Spotlight
Joan Eardley
Until Sunday 20 October
Hunterian Art Gallery
A small selection of paintings and drawings is currently on display in the Hunterian Art Gallery to highlight the achievements of the artist Joan Eardley (1921–1963). Eardley is one of the most important Scottish artists of the 20th century, whose depictions of impoverished post-war Glasgow tenement children captured a vanishing world.
The highlight of the display is The Boy David, a sensitive portrait of David Samson, a young Glasgow boy on loan from a private collection. Related pastels and drawings from The Hunterian collection show her distinctive interpretations of the Townhead area of Glasgow, its local people, and the Samson family.

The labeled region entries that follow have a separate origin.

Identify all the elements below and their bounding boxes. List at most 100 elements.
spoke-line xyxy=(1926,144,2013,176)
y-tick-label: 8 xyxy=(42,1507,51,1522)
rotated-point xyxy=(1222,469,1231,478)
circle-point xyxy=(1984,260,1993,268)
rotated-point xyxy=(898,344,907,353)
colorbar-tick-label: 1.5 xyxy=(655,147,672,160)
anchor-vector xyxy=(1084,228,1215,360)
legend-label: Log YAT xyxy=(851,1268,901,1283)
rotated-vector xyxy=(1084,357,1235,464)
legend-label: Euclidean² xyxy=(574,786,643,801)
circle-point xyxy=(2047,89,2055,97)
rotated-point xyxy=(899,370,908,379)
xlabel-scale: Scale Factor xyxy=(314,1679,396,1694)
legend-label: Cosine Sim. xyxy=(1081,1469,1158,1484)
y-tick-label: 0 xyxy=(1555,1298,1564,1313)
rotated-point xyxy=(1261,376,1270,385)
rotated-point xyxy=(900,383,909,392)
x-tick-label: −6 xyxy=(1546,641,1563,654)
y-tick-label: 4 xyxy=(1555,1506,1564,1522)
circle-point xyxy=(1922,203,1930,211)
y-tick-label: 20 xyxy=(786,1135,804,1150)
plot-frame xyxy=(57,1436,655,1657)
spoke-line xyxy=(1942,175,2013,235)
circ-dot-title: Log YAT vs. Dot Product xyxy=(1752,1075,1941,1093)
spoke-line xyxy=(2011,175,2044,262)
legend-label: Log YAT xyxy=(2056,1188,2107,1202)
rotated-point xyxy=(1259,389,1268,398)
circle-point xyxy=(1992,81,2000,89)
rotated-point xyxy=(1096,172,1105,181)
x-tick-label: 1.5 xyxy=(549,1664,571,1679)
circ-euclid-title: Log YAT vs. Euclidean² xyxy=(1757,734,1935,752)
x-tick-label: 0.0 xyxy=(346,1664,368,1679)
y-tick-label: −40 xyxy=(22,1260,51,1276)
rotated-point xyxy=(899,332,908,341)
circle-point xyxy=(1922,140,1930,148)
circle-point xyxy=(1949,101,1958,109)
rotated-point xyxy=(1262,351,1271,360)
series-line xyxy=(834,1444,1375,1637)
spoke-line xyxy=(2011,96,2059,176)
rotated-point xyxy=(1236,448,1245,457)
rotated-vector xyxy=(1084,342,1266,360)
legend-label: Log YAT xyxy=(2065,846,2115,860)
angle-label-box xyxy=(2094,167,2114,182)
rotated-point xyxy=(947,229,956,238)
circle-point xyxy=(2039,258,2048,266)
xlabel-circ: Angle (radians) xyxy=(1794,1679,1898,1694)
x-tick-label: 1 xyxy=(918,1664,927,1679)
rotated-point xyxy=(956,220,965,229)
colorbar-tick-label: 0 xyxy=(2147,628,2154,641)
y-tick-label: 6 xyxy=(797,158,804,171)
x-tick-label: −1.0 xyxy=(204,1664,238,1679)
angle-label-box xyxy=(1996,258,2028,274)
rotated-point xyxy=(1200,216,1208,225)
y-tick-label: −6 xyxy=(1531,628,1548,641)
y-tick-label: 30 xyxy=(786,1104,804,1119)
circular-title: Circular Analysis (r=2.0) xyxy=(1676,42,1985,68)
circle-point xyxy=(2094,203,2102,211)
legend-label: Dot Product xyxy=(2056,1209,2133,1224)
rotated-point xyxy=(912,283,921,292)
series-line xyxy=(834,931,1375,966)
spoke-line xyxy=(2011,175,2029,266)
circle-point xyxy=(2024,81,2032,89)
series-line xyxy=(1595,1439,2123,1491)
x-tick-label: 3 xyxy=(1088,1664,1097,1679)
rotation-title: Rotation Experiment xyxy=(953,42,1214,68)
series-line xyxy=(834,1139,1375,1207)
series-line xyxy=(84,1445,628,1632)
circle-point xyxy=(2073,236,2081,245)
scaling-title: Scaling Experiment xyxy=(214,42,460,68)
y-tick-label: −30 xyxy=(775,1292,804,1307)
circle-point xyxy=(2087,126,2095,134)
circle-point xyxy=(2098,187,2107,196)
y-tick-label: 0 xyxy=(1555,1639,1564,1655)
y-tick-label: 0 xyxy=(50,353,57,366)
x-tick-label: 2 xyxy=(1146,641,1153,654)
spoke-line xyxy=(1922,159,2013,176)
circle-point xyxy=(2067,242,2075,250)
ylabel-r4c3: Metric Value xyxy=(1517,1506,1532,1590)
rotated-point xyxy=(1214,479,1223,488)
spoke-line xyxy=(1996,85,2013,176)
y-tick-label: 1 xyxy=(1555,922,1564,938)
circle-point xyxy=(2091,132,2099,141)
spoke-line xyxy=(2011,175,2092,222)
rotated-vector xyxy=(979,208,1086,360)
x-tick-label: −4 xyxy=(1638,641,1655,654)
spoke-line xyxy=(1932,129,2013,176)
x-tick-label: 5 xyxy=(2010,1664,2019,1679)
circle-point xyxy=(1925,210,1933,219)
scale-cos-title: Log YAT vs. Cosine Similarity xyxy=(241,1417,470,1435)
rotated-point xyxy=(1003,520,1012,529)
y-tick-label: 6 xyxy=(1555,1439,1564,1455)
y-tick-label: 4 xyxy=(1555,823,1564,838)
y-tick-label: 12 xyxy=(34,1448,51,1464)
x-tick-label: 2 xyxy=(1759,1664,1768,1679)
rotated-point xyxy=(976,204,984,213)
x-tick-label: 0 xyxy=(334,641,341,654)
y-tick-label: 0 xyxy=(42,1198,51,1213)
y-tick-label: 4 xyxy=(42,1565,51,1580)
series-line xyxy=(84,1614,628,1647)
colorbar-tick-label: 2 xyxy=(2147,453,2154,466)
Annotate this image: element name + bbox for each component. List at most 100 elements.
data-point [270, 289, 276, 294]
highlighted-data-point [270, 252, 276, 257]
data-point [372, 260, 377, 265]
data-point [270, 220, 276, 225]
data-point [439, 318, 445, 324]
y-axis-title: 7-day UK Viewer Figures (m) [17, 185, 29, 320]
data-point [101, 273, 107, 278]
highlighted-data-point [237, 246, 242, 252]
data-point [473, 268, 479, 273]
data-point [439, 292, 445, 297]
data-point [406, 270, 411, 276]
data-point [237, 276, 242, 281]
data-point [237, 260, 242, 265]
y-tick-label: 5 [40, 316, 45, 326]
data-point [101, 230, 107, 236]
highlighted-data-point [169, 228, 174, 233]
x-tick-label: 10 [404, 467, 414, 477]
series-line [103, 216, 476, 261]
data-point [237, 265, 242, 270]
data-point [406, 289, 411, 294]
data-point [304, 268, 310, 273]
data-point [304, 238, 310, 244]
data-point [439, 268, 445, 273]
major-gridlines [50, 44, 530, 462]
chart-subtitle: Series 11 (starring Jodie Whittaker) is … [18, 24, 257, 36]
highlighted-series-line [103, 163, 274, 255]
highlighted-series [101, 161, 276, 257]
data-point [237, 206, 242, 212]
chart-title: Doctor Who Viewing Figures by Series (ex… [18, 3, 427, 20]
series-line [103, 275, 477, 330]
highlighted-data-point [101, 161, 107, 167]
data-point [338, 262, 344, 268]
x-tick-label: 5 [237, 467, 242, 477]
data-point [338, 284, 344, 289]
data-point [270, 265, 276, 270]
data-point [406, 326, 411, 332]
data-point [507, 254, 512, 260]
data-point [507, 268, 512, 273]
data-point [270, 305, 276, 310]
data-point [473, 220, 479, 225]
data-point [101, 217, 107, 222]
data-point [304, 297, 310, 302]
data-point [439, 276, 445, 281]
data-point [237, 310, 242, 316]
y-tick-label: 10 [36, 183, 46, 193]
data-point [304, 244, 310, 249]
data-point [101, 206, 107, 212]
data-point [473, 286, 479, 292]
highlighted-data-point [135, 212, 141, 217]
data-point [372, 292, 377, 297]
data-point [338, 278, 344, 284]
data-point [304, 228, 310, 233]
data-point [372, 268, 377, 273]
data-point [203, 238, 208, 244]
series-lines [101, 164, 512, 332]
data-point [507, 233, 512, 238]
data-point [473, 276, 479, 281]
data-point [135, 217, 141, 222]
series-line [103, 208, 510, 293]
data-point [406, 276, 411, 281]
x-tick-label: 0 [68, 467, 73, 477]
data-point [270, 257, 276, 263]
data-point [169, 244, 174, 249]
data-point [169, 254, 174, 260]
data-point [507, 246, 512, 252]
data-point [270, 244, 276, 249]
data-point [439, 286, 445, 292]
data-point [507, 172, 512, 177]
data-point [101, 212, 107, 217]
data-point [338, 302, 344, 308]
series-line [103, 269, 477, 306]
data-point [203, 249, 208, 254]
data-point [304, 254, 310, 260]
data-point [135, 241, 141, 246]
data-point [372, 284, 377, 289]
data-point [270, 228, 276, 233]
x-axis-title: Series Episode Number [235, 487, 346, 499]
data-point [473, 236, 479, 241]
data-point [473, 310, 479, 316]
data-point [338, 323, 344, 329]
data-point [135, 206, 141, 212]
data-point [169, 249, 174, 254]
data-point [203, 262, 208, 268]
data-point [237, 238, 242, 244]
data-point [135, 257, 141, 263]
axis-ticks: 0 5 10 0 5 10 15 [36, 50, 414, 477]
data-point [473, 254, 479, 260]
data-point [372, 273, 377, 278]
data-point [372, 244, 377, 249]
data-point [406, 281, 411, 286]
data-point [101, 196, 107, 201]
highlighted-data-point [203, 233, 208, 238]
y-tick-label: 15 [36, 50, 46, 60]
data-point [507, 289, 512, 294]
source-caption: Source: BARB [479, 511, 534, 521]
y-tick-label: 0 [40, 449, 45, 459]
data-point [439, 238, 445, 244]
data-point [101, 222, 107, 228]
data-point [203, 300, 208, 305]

The display, marking 50 years since her death, is complemented by exhibitions at the Lillie Art Gallery in Milngavie (4-29 May 2013) and The Portland Gallery (1-17 May 2013) in London. In addition a new publication titled Joan Eardley by Christopher Andreae (Lund Humphries in association with The Scottish Gallery and the Portland Gallery, April 2013) provides a fresh assessment of her work.
Scottish Landscapes
28 October 2013 - 13 July 2014
Hunterian Art Gallery
An opportunity to see recently acquired and rarely exhibited landscape paintings and studies by some of the most celebrated Scottish painters, from Andrew Wilson to David Wilkie.
Art on Paper
Reynolds in Black and White
13 September 2013 - 5 January 2014
Hunterian Art Gallery
Celebrity portraits by leading eighteenth-century artists were popularised through engravings. To complement our major exhibition on Allan Ramsay, this display of mezzotints by some of the greatest practitioners of the art explores the prints made after portraits by Ramsay's great contemporary, Sir Joshua Reynolds (1723-1792).
Object in Focus
The Old Pretender’s Medal Case
Until 31 October 2013
Hunterian Museum
A recent acquisition, this unique Jacobite item, bound in Italian red Morocco leather, was commissioned by the Old Pretender, James III, in Rome about 1725 and bears his coat of arms on the front and back. Medals were still used at that time as a means of propaganda and the Jacobites produced many during their exile in France and then Italy. James III kept this case on his desk during his own years of exile in Rome.